As I work in a government-controlled company in Australia as a developer, I've had the privilege of sitting in the interview sessions, and even asking the questions, for potential candidates. We had to hire a number of developers last year, and we had to revise the way we present questions time and again because at the end of the day, we wanted people who can do the job. But because we had to go through recruitment agencies and couldn't hire directly, we had to cater to your HR lingo. One of the challenges we encountered was having to create a "shopping list". This was a list of skills that we thought would be required, plus skills that were "nice to have or preferred". It wasn't easy, we tended to put too many things in that list being unrealistic, but also overcomplicates the process -- some of those things can be learned on the job. Even common skillsets have different uses depending on the company you're working for, such as git flow.

So we came up with a plan, that can be summarised in three points:

  1. Send a written test to the recruitment agencies to screen the candidates prior to being considered for face-to-face interview.
  2. For the face-to-face interview, formulate two major problems that the candidate has to to solve, which were real day-to-day technical problems we encounter.
  3. Have only one interview with the candidate, with three to five developers (including the lead) from our team doing the  interview.
The written test was sent to the recruitment company so that they can screen the candidates, send the results to us, and then we can decide whether to proceed with their application. There's no passing mark or minimum score, it is simply to give us a general impression whether the candidate is a real programmer.

Once we determine that the candidate is a real programmer we can interview in person, we sit down with the candidate for one hour. There were three to five interviewers in the room, and one candidate. It can be intimidating to the candidate, but we just explain that we are all here, and this is the first and last interview you have to go through. At this point please understand, a candidate's "years of experience in technology Y" or "commercial experience" or "Australian experience" pretty much go out of the window. We've hired people with over 20 years experience, and we've hired someone with almost zero experience. We start asking basic HR questions like "Please tell us about yourself and your experience" or "Have you worked in a similar role before?", etc. Then depending on the answers, we can already tell if the candidate is technically sound. We then ask the two major technical problems and analyse the response -- this was a whiteboard test. The whiteboard answers help us to see the thought process the candidate goes through to solve the problems. During the test we encouraged each candidate to ask us as many questions and clarifications as possible in order to solve these two problems. 

Should the candidate answer the questions satisfactorily then we will most likely hire, but we first had to have agreement on the assessment of the interview's outcome. We cannot hire if there's no consensus among ourselves. 

This greatly simplified our hiring process,  and to this day we don't regret hiring more than ten developers this way.
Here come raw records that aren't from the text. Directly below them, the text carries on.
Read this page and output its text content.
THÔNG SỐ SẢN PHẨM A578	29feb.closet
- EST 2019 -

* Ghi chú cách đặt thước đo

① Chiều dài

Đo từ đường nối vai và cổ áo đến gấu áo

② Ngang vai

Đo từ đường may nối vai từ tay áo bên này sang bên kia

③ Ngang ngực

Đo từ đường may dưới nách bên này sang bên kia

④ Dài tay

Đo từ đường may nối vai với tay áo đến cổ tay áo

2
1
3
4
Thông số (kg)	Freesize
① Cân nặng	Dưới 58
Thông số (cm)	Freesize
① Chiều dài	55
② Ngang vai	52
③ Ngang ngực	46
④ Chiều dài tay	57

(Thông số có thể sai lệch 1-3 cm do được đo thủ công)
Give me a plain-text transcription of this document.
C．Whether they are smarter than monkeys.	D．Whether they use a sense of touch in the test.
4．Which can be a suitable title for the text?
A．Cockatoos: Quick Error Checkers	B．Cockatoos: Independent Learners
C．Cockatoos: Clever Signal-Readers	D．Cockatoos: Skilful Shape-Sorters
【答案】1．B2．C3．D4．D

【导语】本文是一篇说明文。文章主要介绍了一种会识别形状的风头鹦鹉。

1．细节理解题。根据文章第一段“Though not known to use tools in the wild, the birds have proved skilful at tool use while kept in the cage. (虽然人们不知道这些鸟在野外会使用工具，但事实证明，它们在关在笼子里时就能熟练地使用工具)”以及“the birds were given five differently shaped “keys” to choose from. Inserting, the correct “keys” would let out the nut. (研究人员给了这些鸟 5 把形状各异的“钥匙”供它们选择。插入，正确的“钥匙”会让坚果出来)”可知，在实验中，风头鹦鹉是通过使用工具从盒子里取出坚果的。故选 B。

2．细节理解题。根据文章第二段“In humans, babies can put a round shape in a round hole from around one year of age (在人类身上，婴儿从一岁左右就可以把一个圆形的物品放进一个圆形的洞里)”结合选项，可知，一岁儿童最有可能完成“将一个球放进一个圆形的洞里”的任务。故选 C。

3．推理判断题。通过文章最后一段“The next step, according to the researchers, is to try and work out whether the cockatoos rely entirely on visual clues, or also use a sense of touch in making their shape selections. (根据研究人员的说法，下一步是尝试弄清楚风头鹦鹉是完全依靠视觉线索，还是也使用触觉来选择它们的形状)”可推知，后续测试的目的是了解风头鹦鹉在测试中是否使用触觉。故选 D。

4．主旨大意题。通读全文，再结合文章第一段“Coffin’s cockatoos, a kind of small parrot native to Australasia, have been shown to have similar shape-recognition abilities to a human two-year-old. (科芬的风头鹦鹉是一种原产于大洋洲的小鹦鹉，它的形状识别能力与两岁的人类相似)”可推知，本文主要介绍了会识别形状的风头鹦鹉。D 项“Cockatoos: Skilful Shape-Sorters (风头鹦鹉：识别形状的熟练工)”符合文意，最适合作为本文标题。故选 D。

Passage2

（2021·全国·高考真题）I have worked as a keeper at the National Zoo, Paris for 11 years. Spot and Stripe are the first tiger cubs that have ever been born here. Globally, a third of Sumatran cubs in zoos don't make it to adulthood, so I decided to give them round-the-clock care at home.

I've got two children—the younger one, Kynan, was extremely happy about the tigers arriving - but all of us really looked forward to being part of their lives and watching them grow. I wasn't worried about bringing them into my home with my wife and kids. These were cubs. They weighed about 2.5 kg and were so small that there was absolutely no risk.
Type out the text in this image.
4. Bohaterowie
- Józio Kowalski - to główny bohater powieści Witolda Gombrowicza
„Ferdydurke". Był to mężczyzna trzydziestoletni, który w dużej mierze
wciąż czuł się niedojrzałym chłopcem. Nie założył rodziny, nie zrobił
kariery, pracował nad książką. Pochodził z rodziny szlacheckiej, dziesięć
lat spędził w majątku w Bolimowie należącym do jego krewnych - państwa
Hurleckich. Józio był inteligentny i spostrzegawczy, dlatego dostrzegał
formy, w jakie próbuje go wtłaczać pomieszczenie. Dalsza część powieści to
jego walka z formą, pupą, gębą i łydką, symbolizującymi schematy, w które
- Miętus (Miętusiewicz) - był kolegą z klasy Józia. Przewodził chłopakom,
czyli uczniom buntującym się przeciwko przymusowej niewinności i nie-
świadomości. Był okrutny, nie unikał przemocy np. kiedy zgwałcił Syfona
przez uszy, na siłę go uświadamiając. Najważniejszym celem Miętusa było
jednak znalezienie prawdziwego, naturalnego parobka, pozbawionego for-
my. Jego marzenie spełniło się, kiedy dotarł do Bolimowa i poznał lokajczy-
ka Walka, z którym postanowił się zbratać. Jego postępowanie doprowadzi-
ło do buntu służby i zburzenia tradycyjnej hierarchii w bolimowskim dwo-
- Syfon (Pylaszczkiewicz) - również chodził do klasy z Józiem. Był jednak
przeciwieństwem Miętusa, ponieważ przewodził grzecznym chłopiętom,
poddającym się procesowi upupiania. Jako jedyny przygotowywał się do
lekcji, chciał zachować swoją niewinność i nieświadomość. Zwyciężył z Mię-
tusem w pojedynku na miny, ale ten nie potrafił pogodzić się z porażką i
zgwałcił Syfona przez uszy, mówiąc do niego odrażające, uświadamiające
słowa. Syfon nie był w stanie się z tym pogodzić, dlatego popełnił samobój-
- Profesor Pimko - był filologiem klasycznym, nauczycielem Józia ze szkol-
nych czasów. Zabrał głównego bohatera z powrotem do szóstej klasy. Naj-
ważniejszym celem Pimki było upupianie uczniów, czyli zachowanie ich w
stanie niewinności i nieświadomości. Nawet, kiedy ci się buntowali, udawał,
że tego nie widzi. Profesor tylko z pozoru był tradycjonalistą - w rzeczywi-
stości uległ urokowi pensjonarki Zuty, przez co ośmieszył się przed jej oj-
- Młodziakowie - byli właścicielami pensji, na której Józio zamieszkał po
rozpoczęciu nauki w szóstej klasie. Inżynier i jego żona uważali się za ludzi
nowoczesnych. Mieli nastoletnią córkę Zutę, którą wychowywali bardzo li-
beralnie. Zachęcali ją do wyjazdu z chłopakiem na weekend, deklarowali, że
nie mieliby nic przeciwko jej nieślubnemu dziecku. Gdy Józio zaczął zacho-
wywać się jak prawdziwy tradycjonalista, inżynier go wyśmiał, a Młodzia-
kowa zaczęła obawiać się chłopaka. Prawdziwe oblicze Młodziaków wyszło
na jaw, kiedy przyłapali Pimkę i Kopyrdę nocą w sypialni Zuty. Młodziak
This series of interviews happened five months ago  over a two-month period, and only half of them made the cut.  These developers are still going strong.

If you're a recruiter reading this please don't take this with offense. This is my opinion and I hope by reading this you can understand the frustrations we developers have with your recruitment process in our line of work. 

If the three simple points I mentioned in my company's hiring process can change the way you screen candidates and they work for you, then well and good. But for now I can't see myself applying through recruiters anymore. If this article can make some changes to the way you hire, then I hope developers like myself can get good jobs in the future through you again.